The value of investment projects grew by more than $6 billion during the September quarter despite the backdrop of a difficult global environment, an independent forecaster says.

However, Deloitte Access Economics' latest Investment Monitor said with the construction boom likely to peak in mid 2014, the value of projects in the planning stage fell by almost $11 billion during the same period.

"Some of those (projects) on the drawing board may be further from the green light now than they were three months or six months ago, given the downturn in global commodity prices and concerns over China's development path in the short term," Deloitte partner David Rumbens said.

But he still described the volume of mining work underway at present as "astounding".

The Deloitte report shows that total investment at all stages of development grew $6.2 billion, or 0.7 per cent, in the September quarter, compared to three months earlier to $926,713 billion.

This was 3.7 per cent higher than a year ago.

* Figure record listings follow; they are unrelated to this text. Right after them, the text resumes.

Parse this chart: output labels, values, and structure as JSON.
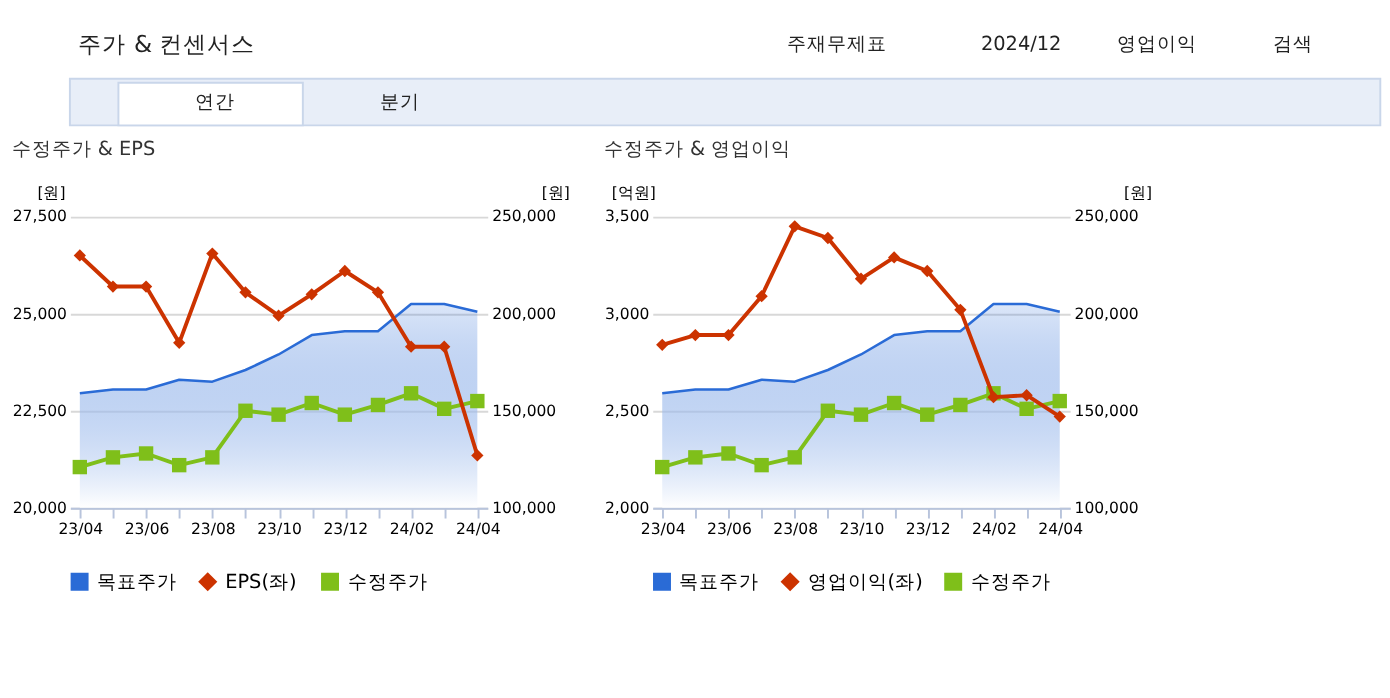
{
  "chart_data": [
    {
      "type": "other",
      "title": "주가 & 컨센서스",
      "annotations": [
        "주재무제표",
        "2024/12",
        "영업이익",
        "검색",
        "연간",
        "분기"
      ]
    },
    {
      "type": "line",
      "title": "수정주가 & EPS",
      "categories": [
        "23/04",
        null,
        "23/06",
        null,
        "23/08",
        null,
        "23/10",
        null,
        "23/12",
        null,
        "24/02",
        null,
        "24/04"
      ],
      "ylabel": "[원]",
      "y2label": "[원]",
      "ylim": [
        20000,
        27500
      ],
      "yticks": [
        {
          "value": 20000,
          "label": "20,000"
        },
        {
          "value": 22500,
          "label": "22,500"
        },
        {
          "value": 25000,
          "label": "25,000"
        },
        {
          "value": 27500,
          "label": "27,500"
        }
      ],
      "y2lim": [
        100000,
        250000
      ],
      "y2ticks": [
        {
          "value": 100000,
          "label": "100,000"
        },
        {
          "value": 150000,
          "label": "150,000"
        },
        {
          "value": 200000,
          "label": "200,000"
        },
        {
          "value": 250000,
          "label": "250,000"
        }
      ],
      "grid": "y",
      "legend": "bottom",
      "series": [
        {
          "name": "목표주가",
          "type": "area",
          "axis": "y2",
          "marker": "none",
          "color": "#2a6bd6",
          "values": [
            159000,
            161000,
            161000,
            166000,
            165000,
            171000,
            179000,
            189000,
            191000,
            191000,
            205000,
            205000,
            201000
          ]
        },
        {
          "name": "EPS(좌)",
          "type": "line",
          "axis": "y",
          "marker": "diamond",
          "color": "#cc3300",
          "values": [
            26500,
            25700,
            25700,
            24250,
            26550,
            25550,
            24950,
            25500,
            26100,
            25550,
            24150,
            24150,
            21350
          ]
        },
        {
          "name": "수정주가",
          "type": "line",
          "axis": "y2",
          "marker": "square",
          "color": "#7fbf1a",
          "values": [
            121000,
            126000,
            128000,
            122000,
            126000,
            150000,
            148000,
            154000,
            148000,
            153000,
            159000,
            151000,
            155000
          ]
        }
      ]
    },
    {
      "type": "line",
      "title": "수정주가 & 영업이익",
      "categories": [
        "23/04",
        null,
        "23/06",
        null,
        "23/08",
        null,
        "23/10",
        null,
        "23/12",
        null,
        "24/02",
        null,
        "24/04"
      ],
      "ylabel": "[억원]",
      "y2label": "[원]",
      "ylim": [
        2000,
        3500
      ],
      "yticks": [
        {
          "value": 2000,
          "label": "2,000"
        },
        {
          "value": 2500,
          "label": "2,500"
        },
        {
          "value": 3000,
          "label": "3,000"
        },
        {
          "value": 3500,
          "label": "3,500"
        }
      ],
      "y2lim": [
        100000,
        250000
      ],
      "y2ticks": [
        {
          "value": 100000,
          "label": "100,000"
        },
        {
          "value": 150000,
          "label": "150,000"
        },
        {
          "value": 200000,
          "label": "200,000"
        },
        {
          "value": 250000,
          "label": "250,000"
        }
      ],
      "grid": "y",
      "legend": "bottom",
      "series": [
        {
          "name": "목표주가",
          "type": "area",
          "axis": "y2",
          "marker": "none",
          "color": "#2a6bd6",
          "values": [
            159000,
            161000,
            161000,
            166000,
            165000,
            171000,
            179000,
            189000,
            191000,
            191000,
            205000,
            205000,
            201000
          ]
        },
        {
          "name": "영업이익(좌)",
          "type": "line",
          "axis": "y",
          "marker": "diamond",
          "color": "#cc3300",
          "values": [
            2840,
            2890,
            2890,
            3090,
            3450,
            3390,
            3180,
            3290,
            3220,
            3020,
            2570,
            2580,
            2470
          ]
        },
        {
          "name": "수정주가",
          "type": "line",
          "axis": "y2",
          "marker": "square",
          "color": "#7fbf1a",
          "values": [
            121000,
            126000,
            128000,
            122000,
            126000,
            150000,
            148000,
            154000,
            148000,
            153000,
            159000,
            151000,
            155000
          ]
        }
      ]
    }
  ]
}
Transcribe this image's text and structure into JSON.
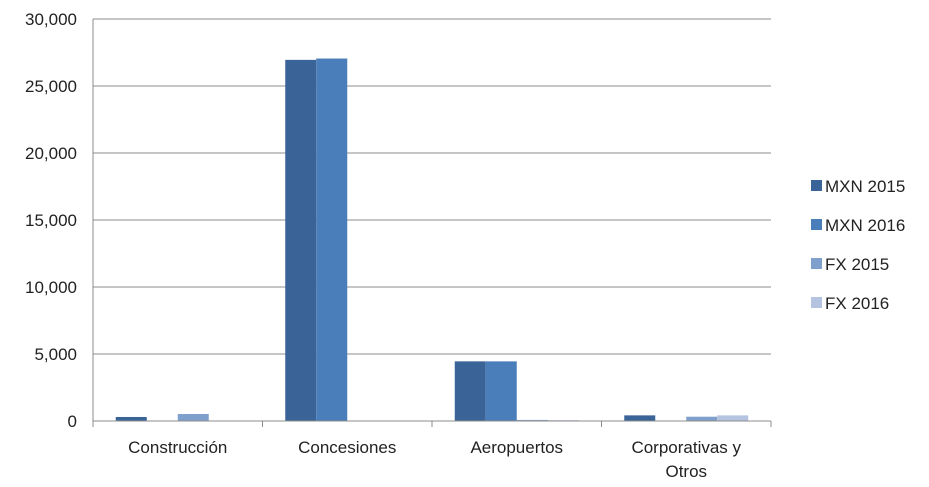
{
  "chart_data": {
    "type": "bar",
    "categories": [
      "Construcción",
      "Concesiones",
      "Aeropuertos",
      "Corporativas y Otros"
    ],
    "category_label_lines": [
      [
        "Construcción"
      ],
      [
        "Concesiones"
      ],
      [
        "Aeropuertos"
      ],
      [
        "Corporativas y",
        "Otros"
      ]
    ],
    "series": [
      {
        "name": "MXN 2015",
        "color": "#3A6398",
        "values": [
          300,
          26950,
          4450,
          420
        ]
      },
      {
        "name": "MXN 2016",
        "color": "#4A7EBB",
        "values": [
          0,
          27050,
          4450,
          0
        ]
      },
      {
        "name": "FX 2015",
        "color": "#7F9FCC",
        "values": [
          520,
          0,
          80,
          320
        ]
      },
      {
        "name": "FX 2016",
        "color": "#B3C3E0",
        "values": [
          0,
          0,
          60,
          420
        ]
      }
    ],
    "ylim": [
      0,
      30000
    ],
    "yticks": [
      0,
      5000,
      10000,
      15000,
      20000,
      25000,
      30000
    ],
    "ytick_labels": [
      "0",
      "5,000",
      "10,000",
      "15,000",
      "20,000",
      "25,000",
      "30,000"
    ],
    "title": "",
    "xlabel": "",
    "ylabel": "",
    "grid": true,
    "legend_position": "right"
  }
}
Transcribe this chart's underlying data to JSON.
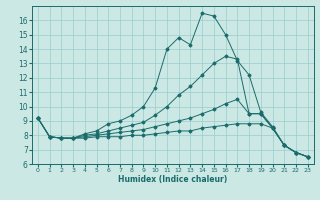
{
  "xlabel": "Humidex (Indice chaleur)",
  "bg_color": "#cce8e4",
  "grid_color": "#99cccc",
  "line_color": "#1a6b6b",
  "xlim": [
    -0.5,
    23.5
  ],
  "ylim": [
    6,
    17
  ],
  "yticks": [
    6,
    7,
    8,
    9,
    10,
    11,
    12,
    13,
    14,
    15,
    16
  ],
  "xticks": [
    0,
    1,
    2,
    3,
    4,
    5,
    6,
    7,
    8,
    9,
    10,
    11,
    12,
    13,
    14,
    15,
    16,
    17,
    18,
    19,
    20,
    21,
    22,
    23
  ],
  "lines": [
    {
      "x": [
        0,
        1,
        2,
        3,
        4,
        5,
        6,
        7,
        8,
        9,
        10,
        11,
        12,
        13,
        14,
        15,
        16,
        17,
        18,
        19,
        20,
        21,
        22,
        23
      ],
      "y": [
        9.2,
        7.9,
        7.8,
        7.8,
        8.1,
        8.3,
        8.8,
        9.0,
        9.4,
        10.0,
        11.3,
        14.0,
        14.8,
        14.3,
        16.5,
        16.3,
        15.0,
        13.2,
        12.2,
        9.6,
        8.6,
        7.3,
        6.8,
        6.5
      ]
    },
    {
      "x": [
        0,
        1,
        2,
        3,
        4,
        5,
        6,
        7,
        8,
        9,
        10,
        11,
        12,
        13,
        14,
        15,
        16,
        17,
        18,
        19,
        20,
        21,
        22,
        23
      ],
      "y": [
        9.2,
        7.9,
        7.8,
        7.8,
        8.0,
        8.1,
        8.3,
        8.5,
        8.7,
        8.9,
        9.4,
        10.0,
        10.8,
        11.4,
        12.2,
        13.0,
        13.5,
        13.3,
        9.5,
        9.5,
        8.5,
        7.3,
        6.8,
        6.5
      ]
    },
    {
      "x": [
        0,
        1,
        2,
        3,
        4,
        5,
        6,
        7,
        8,
        9,
        10,
        11,
        12,
        13,
        14,
        15,
        16,
        17,
        18,
        19,
        20,
        21,
        22,
        23
      ],
      "y": [
        9.2,
        7.9,
        7.8,
        7.8,
        7.9,
        8.0,
        8.1,
        8.2,
        8.3,
        8.4,
        8.6,
        8.8,
        9.0,
        9.2,
        9.5,
        9.8,
        10.2,
        10.5,
        9.5,
        9.5,
        8.5,
        7.3,
        6.8,
        6.5
      ]
    },
    {
      "x": [
        0,
        1,
        2,
        3,
        4,
        5,
        6,
        7,
        8,
        9,
        10,
        11,
        12,
        13,
        14,
        15,
        16,
        17,
        18,
        19,
        20,
        21,
        22,
        23
      ],
      "y": [
        9.2,
        7.9,
        7.8,
        7.8,
        7.8,
        7.9,
        7.9,
        7.9,
        8.0,
        8.0,
        8.1,
        8.2,
        8.3,
        8.3,
        8.5,
        8.6,
        8.7,
        8.8,
        8.8,
        8.8,
        8.5,
        7.3,
        6.8,
        6.5
      ]
    }
  ]
}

Of these investment projects, those in planning - under construction or possible - declined by $10.6 billion to $465 billion.

Western Australia and Queensland continued to lead the way in terms of the value, accounting for more than half of all projects.

"In contrast, the share of projects contributed by New South Wales and Victoria continues to slide, now accounting for around 17 per cent of total projects," Mr Rumbens said.

Outside of mining, Mr Rumbens said there was a notable investment agenda for economic infrastructure, including the roll-out of the NBN, as well as major energy, transport and port projects.

"The latter will help to support an expected lift in export volumes over the medium term following the expansion of mine capacity, though some of these projects are also at risk in the current environment," he said.

Non-residential building activity has been lacklustre with no immediate prospects of an improvement due to soft retail turnover, little white collar jobs growth and weak business and consumer confidence, he said.